All the ingredients for a great adventure are there, you just need to throw them into a cauldron, stir, and cackle.

Such a great beginning...


GMed this over Play-by-Post.

This book has everything you want from the beginning of an AP. It really sets things up perfectly for the next lot of books, and really gets the characters invested in the plot. Rather than start out 'cold' (tee hee) in Irrisen, it lets them warm up (or cool down gradually) in the south before making a gradual and natural transition to wintery elements and wintery creatures, building nicely on what the players know and have experienced in an easy-to-approach fashion.

The plot itself is incredibly engaging and gives a beautiful glimpse into just how epic the adventure path at large will eventually be. It does all this without seeming unreasonably out of place for low-level character either. Truly great work, and all of my players are now chomping at the bit for the second instalment. So rewarding to see as a GM.

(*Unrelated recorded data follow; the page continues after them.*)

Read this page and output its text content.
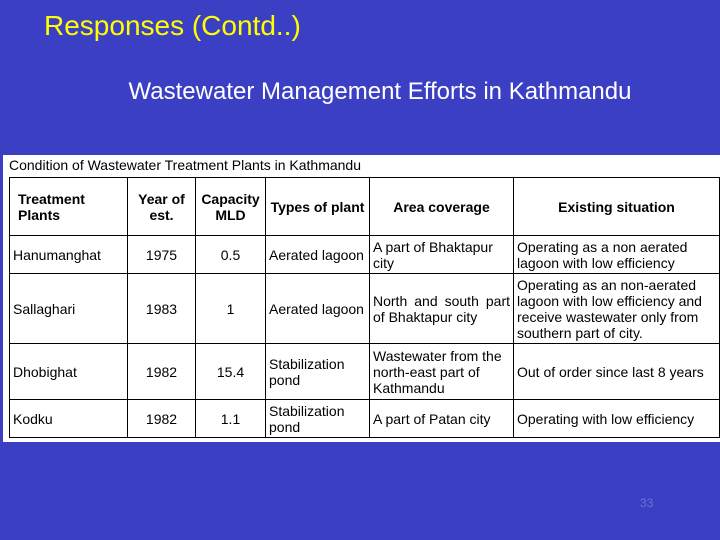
Responses (Contd..)
Wastewater Management Efforts in Kathmandu
Condition of Wastewater Treatment Plants in Kathmandu
Treatment Plants	Year of est.	Capacity MLD	Types of plant	Area coverage	Existing situation
Hanumanghat	1975	0.5	Aerated lagoon	A part of Bhaktapur city	Operating as a non aerated lagoon with low efficiency
Sallaghari	1983	1	Aerated lagoon	North and south part of Bhaktapur city	Operating as an non-aerated lagoon with low efficiency and receive wastewater only from southern part of city.
Dhobighat	1982	15.4	Stabilization pond	Wastewater from the north-east part of Kathmandu	Out of order since last 8 years
Kodku	1982	1.1	Stabilization pond	A part of Patan city	Operating with low efficiency
33
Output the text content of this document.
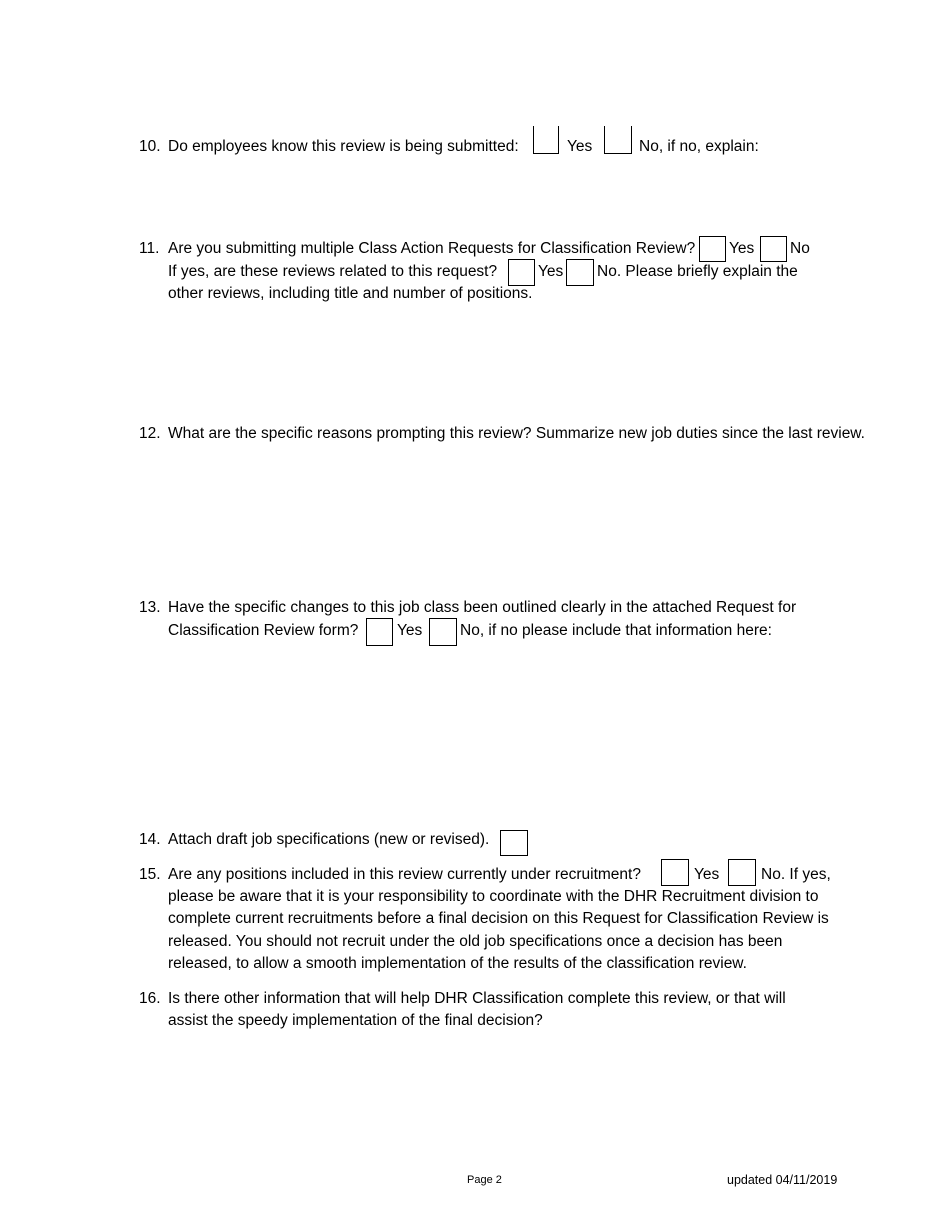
10. Do employees know this review is being submitted:	Yes	No, if no, explain:
11. Are you submitting multiple Class Action Requests for Classification Review? Yes No
If yes, are these reviews related to this request?	Yes No. Please briefly explain the
other reviews, including title and number of positions.
12. What are the specific reasons prompting this review? Summarize new job duties since the last review.
13. Have the specific changes to this job class been outlined clearly in the attached Request for
Classification Review form? Yes No, if no please include that information here:
14. Attach draft job specifications (new or revised).
15. Are any positions included in this review currently under recruitment?	Yes	No. If yes,
please be aware that it is your responsibility to coordinate with the DHR Recruitment division to
complete current recruitments before a final decision on this Request for Classification Review is
released. You should not recruit under the old job specifications once a decision has been
released, to allow a smooth implementation of the results of the classification review.
16. Is there other information that will help DHR Classification complete this review, or that will
assist the speedy implementation of the final decision?
Page 2	updated 04/11/2019
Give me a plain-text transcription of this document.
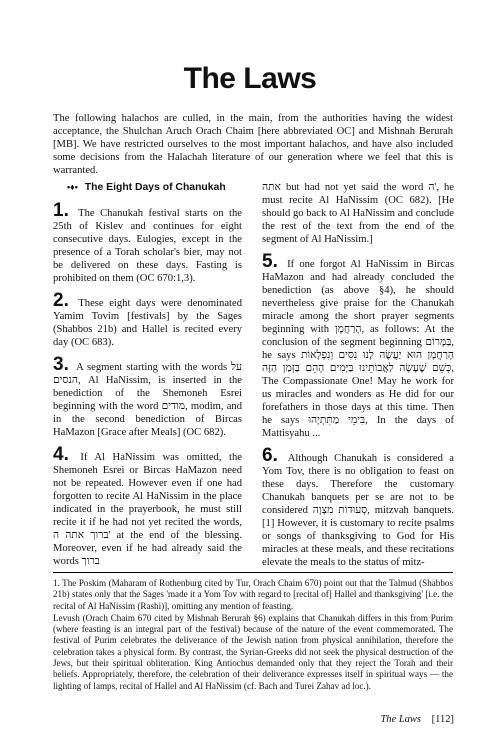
The Laws
The following halachos are culled, in the main, from the authorities having the widest acceptance, the Shulchan Aruch Orach Chaim [here abbreviated OC] and Mishnah Berurah [MB]. We have restricted ourselves to the most important halachos, and have also included some decisions from the Halachah literature of our generation where we feel that this is warranted.
•♦• The Eight Days of Chanukah
1. The Chanukah festival starts on the 25th of Kislev and continues for eight consecutive days. Eulogies, except in the presence of a Torah scholar's bier, may not be delivered on these days. Fasting is prohibited on them (OC 670:1,3).
2. These eight days were denominated Yamim Tovim [festivals] by the Sages (Shabbos 21b) and Hallel is recited every day (OC 683).
3. A segment starting with the words על הנסים, Al HaNissim, is inserted in the benediction of the Shemoneh Esrei beginning with the word מודים, modim, and in the second benediction of Bircas HaMazon [Grace after Meals] (OC 682).
4. If Al HaNissim was omitted, the Shemoneh Esrei or Bircas HaMazon need not be repeated. However even if one had forgotten to recite Al HaNissim in the place indicated in the prayerbook, he must still recite it if he had not yet recited the words, ברוך אתה ה' at the end of the blessing. Moreover, even if he had already said the words ברוך
אתה but had not yet said the word ה', he must recite Al HaNissim (OC 682). [He should go back to Al HaNissim and conclude the rest of the text from the end of the segment of Al HaNissim.]
5. If one forgot Al HaNissim in Bircas HaMazon and had already concluded the benediction (as above §4), he should nevertheless give praise for the Chanukah miracle among the short prayer segments beginning with הָרַחֲמָן, as follows: At the conclusion of the segment beginning בַּמָּרוֹם, he says הָרַחֲמָן הוּא יַעֲשֶׂה לָנוּ נִסִּים וְנִפְלָאוֹת כְּשֵׁם שֶׁעָשָׂה לַאֲבוֹתֵינוּ בַּיָּמִים הָהֵם בַּזְּמַן הַזֶּה, The Compassionate One! May he work for us miracles and wonders as He did for our forefathers in those days at this time. Then he says בִּימֵי מַתִּתְיָהוּ, In the days of Mattisyahu ...
6. Although Chanukah is considered a Yom Tov, there is no obligation to feast on these days. Therefore the customary Chanukah banquets per se are not to be considered סְעוּדוֹת מִצְוָה, mitzvah banquets.[1] However, it is customary to recite psalms or songs of thanksgiving to God for His miracles at these meals, and these recitations elevate the meals to the status of mitz-

1. The Poskim (Maharam of Rothenburg cited by Tur, Orach Chaim 670) point out that the Talmud (Shabbos 21b) states only that the Sages 'made it a Yom Tov with regard to [recital of] Hallel and thanksgiving' [i.e. the recital of Al HaNissim (Rashi)], omitting any mention of feasting.

Levush (Orach Chaim 670 cited by Mishnah Berurah §6) explains that Chanukah differs in this from Purim (where feasting is an integral part of the festival) because of the nature of the event commemorated. The festival of Purim celebrates the deliverance of the Jewish nation from physical annihilation, therefore the celebration takes a physical form. By contrast, the Syrian-Greeks did not seek the physical destruction of the Jews, but their spiritual obliteration. King Antiochus demanded only that they reject the Torah and their beliefs. Appropriately, therefore, the celebration of their deliverance expresses itself in spiritual ways — the lighting of lamps, recital of Hallel and Al HaNissim (cf. Bach and Turei Zahav ad loc.).

The Laws [112]
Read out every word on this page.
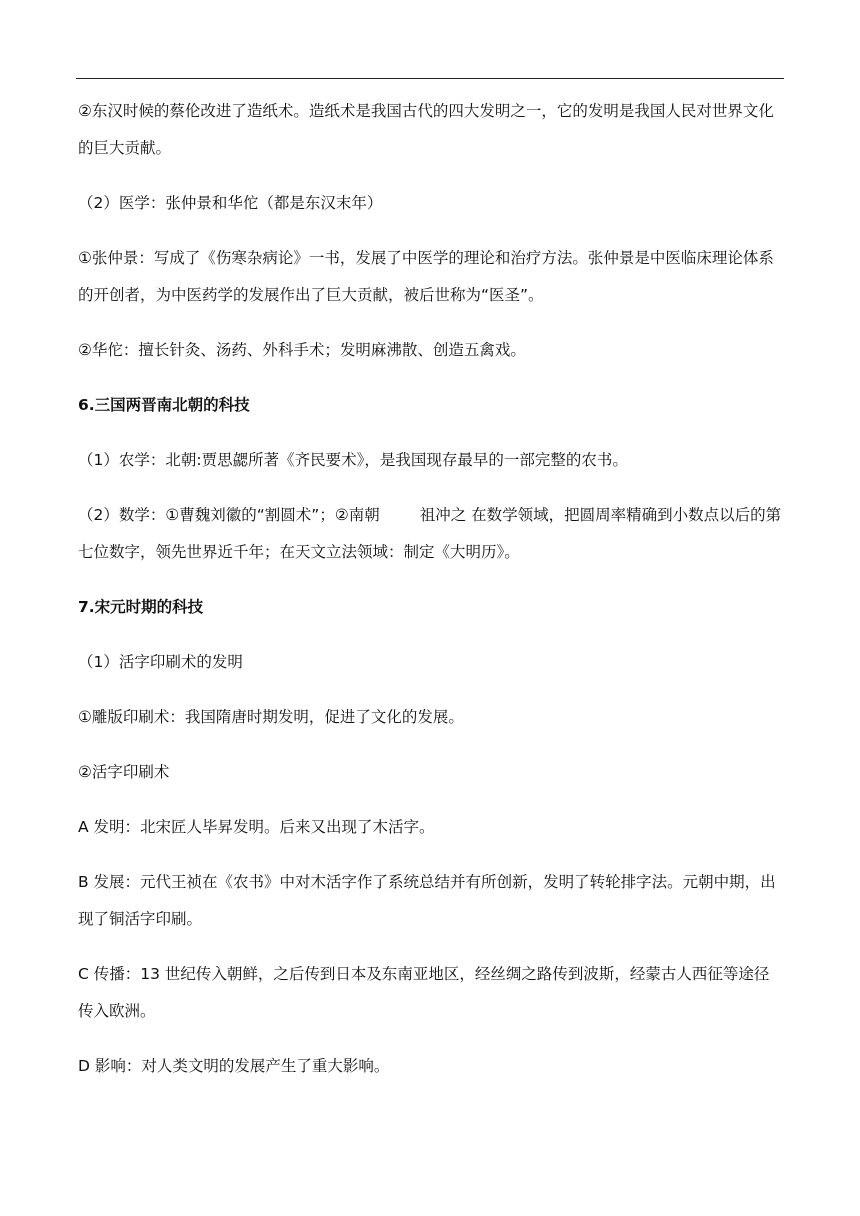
②东汉时候的蔡伦改进了造纸术。造纸术是我国古代的四大发明之一，它的发明是我国人民对世界文化的巨大贡献。

（2）医学：张仲景和华佗（都是东汉末年）

①张仲景：写成了《伤寒杂病论》一书，发展了中医学的理论和治疗方法。张仲景是中医临床理论体系的开创者，为中医药学的发展作出了巨大贡献，被后世称为“医圣”。

②华佗：擅长针灸、汤药、外科手术；发明麻沸散、创造五禽戏。

6.三国两晋南北朝的科技

（1）农学：北朝:贾思勰所著《齐民要术》，是我国现存最早的一部完整的农书。

（2）数学：①曹魏刘徽的“割圆术”；②南朝	祖冲之 在数学领域，把圆周率精确到小数点以后的第七位数字，领先世界近千年；在天文立法领域：制定《大明历》。

7.宋元时期的科技

（1）活字印刷术的发明

①雕版印刷术：我国隋唐时期发明，促进了文化的发展。

②活字印刷术

A 发明：北宋匠人毕昇发明。后来又出现了木活字。

B 发展：元代王祯在《农书》中对木活字作了系统总结并有所创新，发明了转轮排字法。元朝中期，出现了铜活字印刷。

C 传播：13 世纪传入朝鲜，之后传到日本及东南亚地区，经丝绸之路传到波斯，经蒙古人西征等途径传入欧洲。

D 影响：对人类文明的发展产生了重大影响。
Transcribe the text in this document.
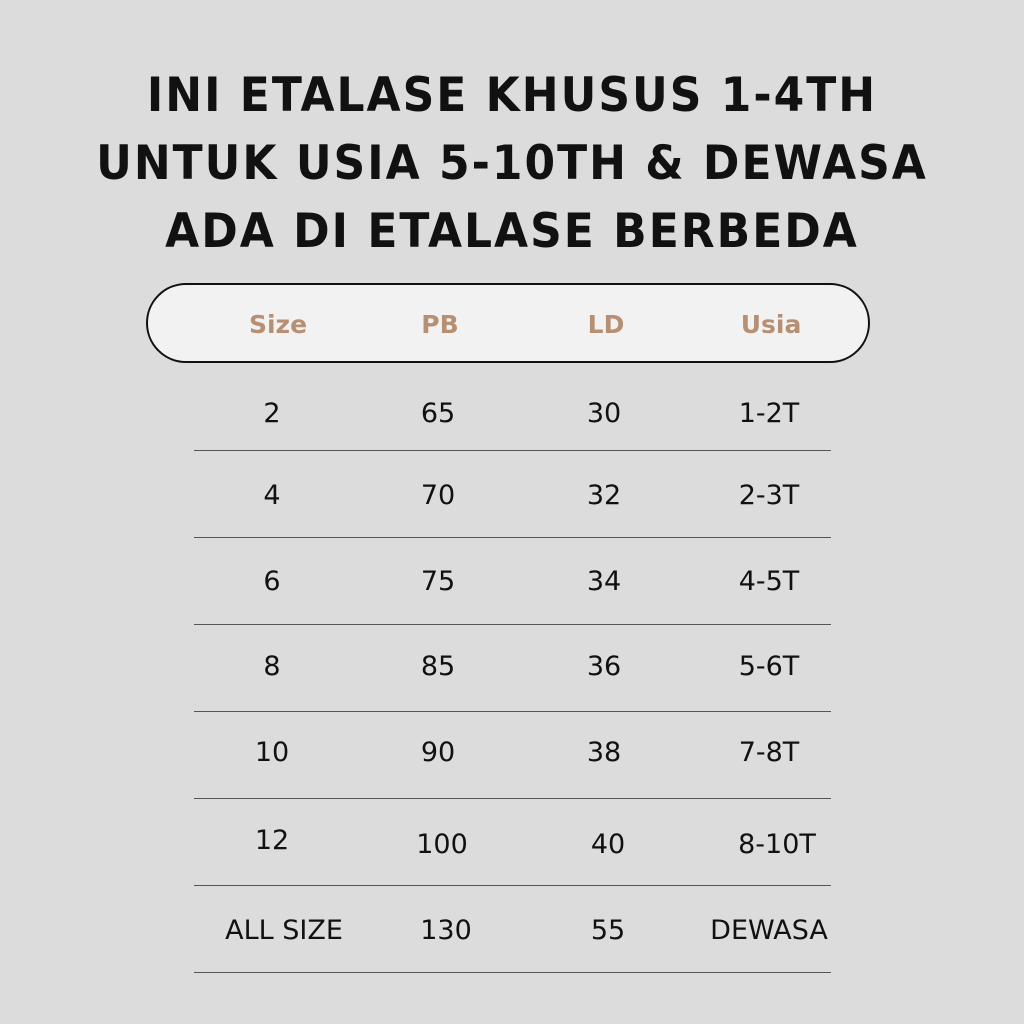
INI ETALASE KHUSUS 1-4TH
UNTUK USIA 5-10TH & DEWASA
ADA DI ETALASE BERBEDA
Size	PB	LD	Usia
2	65	30	1-2T
4	70	32	2-3T
6	75	34	4-5T
8	85	36	5-6T
10	90	38	7-8T
12	100	40	8-10T
ALL SIZE	130	55	DEWASA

This is (so far) proving to be easily the best AP out there.

Oh, and if you're GMing this, do yourself a favor and pick up the Campaign Setting Irrisen: Land of Eternal Winter. It gives you a lot more insight into the Jadwiga and Irrisen in general and you'll find your players thanking you for all the extra accents and details you'll be able to sprinkle in to your campaign.

Great ideas, love the twists, but too much for level 1...

****( )

Nothing like an eager author, but in this case a little overboard. Word of caution-read the specs on the beasts and consider balance issues and difficulty for level 1 characters VERY carefully. When you total up one battle it is way too high for that level, especially with the very nicely thought out trick that comes with it. Lots here to work with, but running it out of the can is problematic. Not sure what the problem is with lower level adventures-they are SUCH a delicate time for an adventure and to have a wipe, or 3/4 of the party gone and the rest running is boring compared to just a close call or two..or three. But it is a lot harder to write for the latter to happen than just piling it on with minimal consideration...and editing by the staff that is supposed to be doing it. Maybe (someone) needs to start putting some sort of rating on the path modules for how much editing and work a DM will need to do before using them...maybe count it in hours...or days...hmmm.


Spoiler: The dragon beast that can pounce and rake, but oops, the terrain is difficult (actually difficult x2), and how does it move and still carry a character around "in its coils" when it moves using the same coils? I realize this is fantasy but that isn't an excuse for things not being consistent. And a CR 1/2 for the exploding frost skeletons is off just by looking at it, but even though d20pf lists it both as 1/2 but then "add 1 CR" to a template-well you get the idea. Anyone that thinks something with an extra d6 elemental damage that then blows up at the end is a CR 1/2 is..confused? I'm chalking it up to over eager. And then you wipe out the bandits but then have to deal with 10 zombies to get out, after being tired from all that? AND with a cleric radiating 2d6 of negative energy 5 different times? Great idea at a higher level, overwhelming for this unless you have a very specific type of party (like maybe super high cha cleric, a paladin, a tank and a witch?). The elemental aspect of it all is a bit odd also without an easy way to get some endure elements going-sure you can crank out some scrolls, maybe buy a bunch if they are stocked, but then when you consider how long the trek actually takes to the lodge it all gets tedious unless you are just really into that sort of stuff ie. making a foray in, calculating how far you can go, maybe camping nearby and having a 25% chance of an encounter every 3 hours (?...did he mean then only check once per day, twice per day? Another thing left out or overdone).
Unfortunately if you are just to take out some of the pieces like the frost skeletons it effects the mood and some later parts from what I can tell...but tell me, how does the cleric navigate that little room with two skeletons radiating cold 5' out? You'd have to time your movements VERY carefully to make sure you don't end up next to them at the end of your turn. Overlooked? Looking forward to finishing this, but with a part of 5 on the fast track and at level 2 when they hit the lodge.